La publication spécialisée dans les ventes aux enchères souligne que les Arts incohérents ont posé la première pierre d’un édifice augmenté au fil des années par les Dadaïstes, le Surréalisme “ou encore l’art brut“. À contrepied des salons guindés, de l’art envisagé comme instrument au service de l’État et de l’Académie des Beaux-Arts, les Arts incohérents ne souffrent d’aucune règle – d’exécution, de thématique, de technique ou de support – exceptée celle de viser le rire.
Affiche de l’exposition des Arts incohérents de 1893.
Prêchant la liberté, le mouvement qui s’en refuse le nom revêt différents visages. Les expositions présentent des affiches, des dessins, des pancartes agrémentées de jeux de mots et calembours. En 1885, des bals costumés sont organisés à travers la capitale afin de faire vivre encore plus intensément le succès des “Incos”.
Qui sont les artistes des Arts incohérents ?
Aux côtés du fondateur Jules Lévy, on retrouve les noms de Toulouse-Lautrec, d’Henri Pille, d’Antonio de La Gandara ou encore d’Émile Cohl. L’écrivain Paul Bilhaud est l’auteur d’une des œuvres considérées comme les plus représentatives du mouvement, Combat de n*gres pendant la nuit. Disparue pendant 138 ans, l’huile sur toile a refait surface dans une malle oubliée en 2018.
Paul Bilhaud, “Combat de n*gres, pendant la nuit”, 1882. (© Galerie Johann Naldi)
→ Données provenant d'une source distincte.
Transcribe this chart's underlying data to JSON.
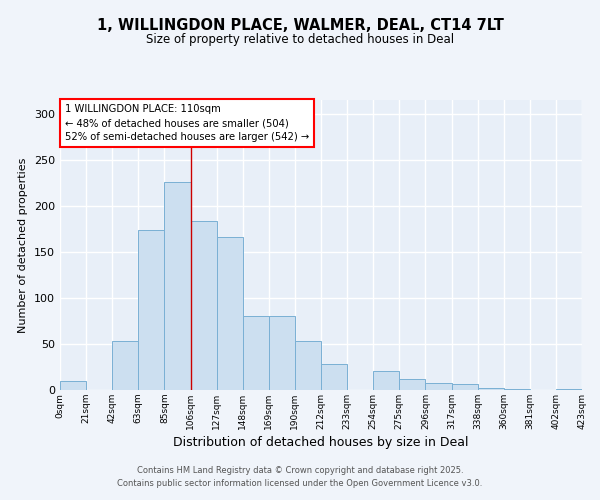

Des descriptions de l’œuvre étaient parvenues aux spécialistes de l’art sans savoir ce qu’elle représentait clairement. La découverte de l’œuvre a eu l’effet d’un pavé dans la mare du monde de l’art, étonné par la “radicalité très moderne et sophistiquée” de ce qui devenait le “premier monochrome” de l’histoire de l’art, “la Joconde de ce mouvement artistique”, rapportait alors à France Info le galeriste Johann Naldi. L’authenticité du tableau a cependant été interrogée par certain·e·s expert·e·s par la suite.
Et aujourd’hui ?
Les Arts incohérents se sont essoufflés presque aussi rapidement qu’ils ont connu le succès. Dans les années 1890, le mouvement avait commencé à lasser son public et tombait doucement dans l’oubli. Dans les années 1960, un nouveau souffle est donné au mouvement sous l’impulsion des “amateurs de ‘pataphysique'” et de quelques critiques qui interrogent la résonance du mouvement, note Libération. En 1992, le musée d’Orsay organise une exposition en l’honneur des “Incos”.
Pendant près de trente ans, le mouvement dort de nouveau, jusqu’à la découverte de la fameuse malle contenant le monochrome de Paul Bilhaud ainsi que “seize autres œuvres qui ont été présentées dans l’une ou l’autre des expositions des Arts incohérents entre 1884 et 1893”, rapporte Le Monde. Le 7 mai 2021, près de 140 ans après l’avènement des Arts incohérents, les 17 œuvres étaient reconnues “trésor national” par le ministère de la Culture. Une reconnaissance officielle qui aurait sans doute bien fait rire les plaisantins à l’origine du mouvement.